Key Highlights
- Dollar index declined marginally by 0.1% but retained strength near six-week peak achieved earlier
- Escalating confrontation between Washington and Tehran continues as Trump issues ultimatum on peace negotiations
- Traders now see 70% probability of Federal Reserve implementing rate increase by year-end, fully anticipated by March 2027
- Crude oil prices surged 2% following drone strike targeting UAE nuclear facility, attributed to Iranian forces
- Weak economic indicators from China in April intensified selling pressure across Asian currency markets
The greenback experienced modest retreat on Monday while maintaining proximity to its most robust position in more than six weeks. Ongoing worries surrounding the Iranian confrontation combined with mounting interest rate projections kept the U.S. currency well-supported.
The benchmark dollar index eased 0.1% to settle at 99.194 following an overnight peak of 99.409, marking a near six-week summit. This performance followed a robust trading week that delivered gains exceeding 1% for the index.

Middle East Standoff Maintains Market Anxiety
The confrontation between the United States and Iran demonstrated no indication of de-escalation. President Trump cautioned Tehran that time is running short and hinted that military intervention might proceed absent diplomatic resolution.

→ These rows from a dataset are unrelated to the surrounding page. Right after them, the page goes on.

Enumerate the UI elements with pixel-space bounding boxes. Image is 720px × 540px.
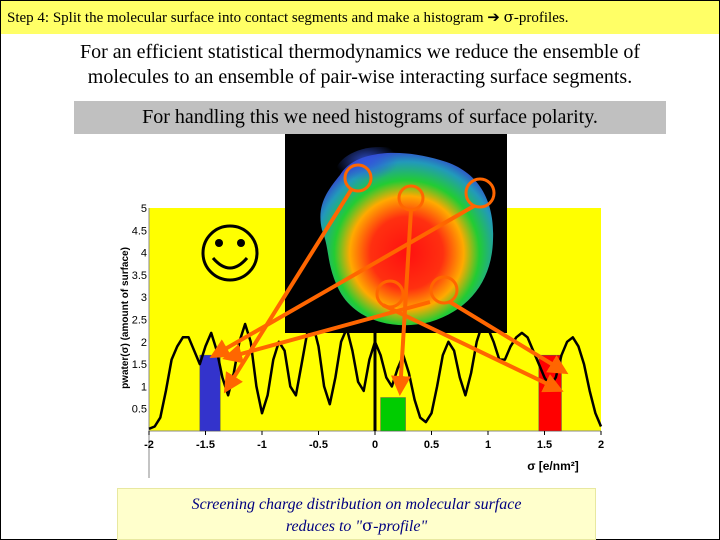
histogram-bar [199, 354, 221, 432]
caption-box: Screening charge distribution on molecul… [117, 488, 596, 540]
title-suffix: -profiles. [513, 10, 569, 26]
segment-circle [343, 163, 373, 193]
title-sigma: σ [503, 8, 514, 26]
y-tick-label: 3 [141, 292, 147, 304]
y-tick-label: 4.5 [132, 225, 147, 237]
mapping-arrow [222, 300, 431, 364]
x-tick-label: 1.5 [537, 439, 552, 451]
intro-line-2: molecules to an ensemble of pair-wise in… [87, 66, 633, 88]
y-tick-label: 1 [141, 381, 147, 393]
mapping-arrow [223, 188, 353, 394]
mapping-arrow [448, 300, 569, 375]
x-tick-label: -2 [144, 439, 154, 451]
y-tick-label: 2.5 [132, 315, 147, 327]
slide-title-bar: Step 4: Split the molecular surface into… [1, 1, 719, 34]
caption-text-pre: reduces to " [285, 518, 363, 535]
y-tick-label: 0.5 [132, 404, 147, 416]
caption-sigma: σ [362, 516, 374, 535]
smiley-icon [201, 224, 259, 282]
molecule-image [285, 134, 507, 333]
y-tick-label: 5 [141, 203, 147, 215]
mapping-arrow [382, 303, 564, 393]
segment-circle [429, 275, 459, 305]
x-tick-label: 2 [598, 439, 604, 451]
x-tick-label: 0 [372, 439, 378, 451]
y-tick-label: 4 [141, 248, 147, 260]
x-tick-label: 1 [485, 439, 491, 451]
histogram-bar [380, 397, 406, 432]
x-axis-label: σ [e/nm²] [527, 459, 579, 473]
x-tick-label: -1 [257, 439, 267, 451]
intro-line-1: For an efficient statistical thermodynam… [80, 41, 640, 63]
caption-text-post: -profile" [373, 518, 428, 535]
y-tick-label: 3.5 [132, 270, 147, 282]
caption-line-2: reduces to "σ-profile" [118, 515, 595, 537]
mapping-arrow [390, 209, 413, 396]
x-tick-label: 0.5 [424, 439, 439, 451]
y-tick-label: 1.5 [132, 359, 147, 371]
y-axis-label: pwater(σ) (amount of surface) [120, 247, 131, 389]
y-tick-label: 2 [141, 337, 147, 349]
note-box: For handling this we need histograms of … [74, 101, 666, 134]
x-tick-label: -0.5 [309, 439, 328, 451]
caption-line-1: Screening charge distribution on molecul… [191, 496, 522, 513]
intro-text: For an efficient statistical thermodynam… [0, 40, 720, 90]
x-tick-label: -1.5 [196, 439, 215, 451]
arrow-right-icon: ➔ [487, 10, 500, 26]
title-text: Step 4: Split the molecular surface into… [7, 10, 488, 26]
mapping-arrow [209, 204, 475, 358]
segment-markers [209, 163, 569, 396]
segment-circle [464, 177, 496, 209]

Intelligence reports further suggested Washington and Tel Aviv were coordinating additional military actions targeting Iranian interests. The volatile environment sustained elevated crude prices while applying downward pressure to fixed-income securities.
Crude oil values climbed 2% on Monday after an unmanned aerial vehicle struck a nuclear energy facility in the United Arab Emirates. Emirati officials pointed fingers at Tehran, characterizing the incident as a “dangerous escalation.”

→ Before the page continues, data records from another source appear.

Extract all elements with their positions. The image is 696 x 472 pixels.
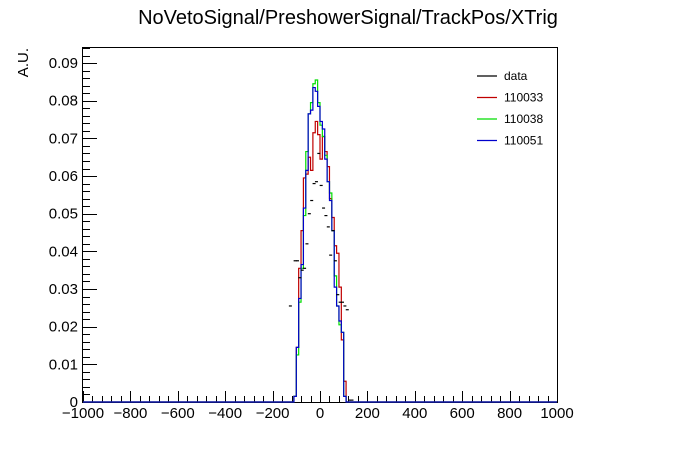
series-110038-line xyxy=(83,79,557,403)
x-tick-label: −600 xyxy=(161,405,195,422)
y-axis: 0 0.01 0.02 0.03 0.04 0.05 0.06 0.07 0.08 0.09 xyxy=(49,48,97,411)
y-tick-label: 0.05 xyxy=(49,206,78,223)
series-110051-line xyxy=(83,86,557,403)
x-tick-label: −800 xyxy=(114,405,148,422)
legend-label-110038: 110038 xyxy=(504,112,543,126)
y-tick-label: 0.07 xyxy=(49,130,78,147)
y-tick-label: 0.01 xyxy=(49,356,78,373)
y-tick-label: 0.09 xyxy=(49,55,78,72)
x-tick-label: 1000 xyxy=(540,405,573,422)
chart-title: NoVetoSignal/PreshowerSignal/TrackPos/XT… xyxy=(138,7,558,29)
y-tick-label: 0.03 xyxy=(49,281,78,298)
x-tick-label: 600 xyxy=(450,405,475,422)
y-axis-title: A.U. xyxy=(15,48,32,77)
y-tick-label: 0.04 xyxy=(49,243,78,260)
legend-label-110033: 110033 xyxy=(504,91,543,105)
plot-area xyxy=(83,79,557,403)
x-tick-label: 800 xyxy=(497,405,522,422)
x-tick-label: −200 xyxy=(256,405,290,422)
plot-frame xyxy=(82,47,558,403)
x-tick-label: 0 xyxy=(316,405,324,422)
y-tick-label: 0.06 xyxy=(49,168,78,185)
y-tick-label: 0.02 xyxy=(49,319,78,336)
x-tick-label: −1000 xyxy=(62,405,104,422)
legend-label-110051: 110051 xyxy=(504,134,543,148)
x-tick-label: 400 xyxy=(402,405,427,422)
legend-label-data: data xyxy=(504,69,528,83)
x-axis: −1000 −800 −600 −400 −200 0 200 400 600 800 1000 xyxy=(62,391,574,422)
series-110033-line xyxy=(83,120,557,403)
y-tick-label: 0 xyxy=(70,394,78,411)
legend: data 110033 110038 110051 xyxy=(477,69,543,148)
x-tick-label: −400 xyxy=(208,405,242,422)
y-tick-label: 0.08 xyxy=(49,93,78,110)
x-tick-label: 200 xyxy=(355,405,380,422)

Rising oil prices amplified concerns regarding renewed inflationary pressures. This development prompted financial markets to anticipate elevated interest rates worldwide, propelling government bond yields toward multi-year peaks.
U.S. Treasury 10-year yields climbed to nearly a one-year high during the previous week. The 30-year yield touched levels not witnessed since approximately the 2008 global financial meltdown.

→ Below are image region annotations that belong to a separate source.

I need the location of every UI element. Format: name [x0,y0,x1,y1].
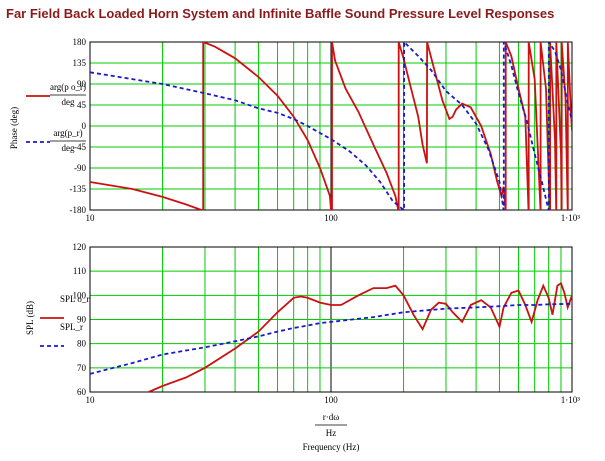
horn-series-line [148,281,572,392]
legend-baffle-phase-denominator: deg [62,143,75,153]
x-tick-label: 100 [324,213,338,223]
y-axis-label: SPL (dB) [25,301,35,335]
y-tick-label: 90 [77,79,87,89]
x-tick-label: 10 [86,213,96,223]
y-tick-label: -90 [74,163,86,173]
y-tick-label: 60 [77,387,87,397]
x-expr-numerator: r·dω [323,412,339,422]
x-axis-label: Frequency (Hz) [303,442,360,452]
x-expr-denominator: Hz [326,428,337,438]
y-tick-label: -135 [70,184,87,194]
baffle-series-line [90,302,572,375]
y-tick-label: 0 [82,121,87,131]
legend-baffle-spl-label: SPL_r [60,322,83,332]
legend-horn-spl-label: SPL o_r [60,294,89,304]
x-tick-label: 1·10³ [561,395,580,405]
y-tick-label: 80 [77,339,87,349]
y-tick-label: 70 [77,363,87,373]
horn-series-line [90,42,572,210]
y-tick-label: 110 [73,266,87,276]
y-axis-label: Phase (deg) [9,107,19,149]
x-tick-label: 1·10³ [561,213,580,223]
chart-title: Far Field Back Loaded Horn System and In… [6,6,555,21]
y-tick-label: 45 [77,100,87,110]
legend-baffle-phase-numerator: arg(p_r) [53,128,82,138]
y-tick-label: 120 [73,242,87,252]
legend-horn-phase-numerator: arg(p o_r) [50,82,86,92]
x-tick-label: 100 [324,395,338,405]
y-tick-label: 90 [77,315,87,325]
y-tick-label: 135 [73,58,87,68]
x-tick-label: 10 [86,395,96,405]
plot-frame [89,246,573,393]
y-tick-label: 100 [73,290,87,300]
y-tick-label: -45 [74,142,86,152]
y-tick-label: 180 [73,37,87,47]
y-tick-label: -180 [70,205,87,215]
legend-horn-phase-denominator: deg [62,97,75,107]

Financial markets currently assign a 70% likelihood that the Federal Reserve will implement monetary tightening by December’s conclusion. A complete rate increase is fully incorporated into pricing by March 2027, based on LSEG intelligence. The prior week’s inflation figures, which exceeded forecasts, strengthened those expectations.
Regional Currencies Face Headwinds
Japan’s yen traded unchanged versus the dollar. Japanese government 10-year bond yields jumped to a 29-year zenith, while accelerating inflation has traders anticipating a Bank of Japan policy adjustment in June.
Market observers noted that a BOJ tightening move would probably deliver only modest support to the yen considering widespread dollar momentum.
China’s yuan depreciated following a series of underwhelming economic releases. Chinese manufacturing output expanded below projections in April. Consumer spending growth decelerated to its weakest pace in over three years.
Capital investment contracted for the first occasion in a three-month span. The statistics highlighted persistent fragility in internal consumption notwithstanding some preliminary recovery observed in 2025.
Beijing and Washington reached agreement during weekend discussions to reduce certain trade levies following bilateral talks. Nevertheless, specific terms of the arrangement remained ambiguous.
The Australian dollar slipped 0.3% against the greenback, participating in a widespread decline throughout Asian currency markets.
The Iranian crisis is projected to continue burdening Asia’s most substantial economy via increased energy expenditures and commercial interruptions.
The dollar appears positioned to maintain support provided rate increase expectations persist and the geopolitical landscape remains unresolved.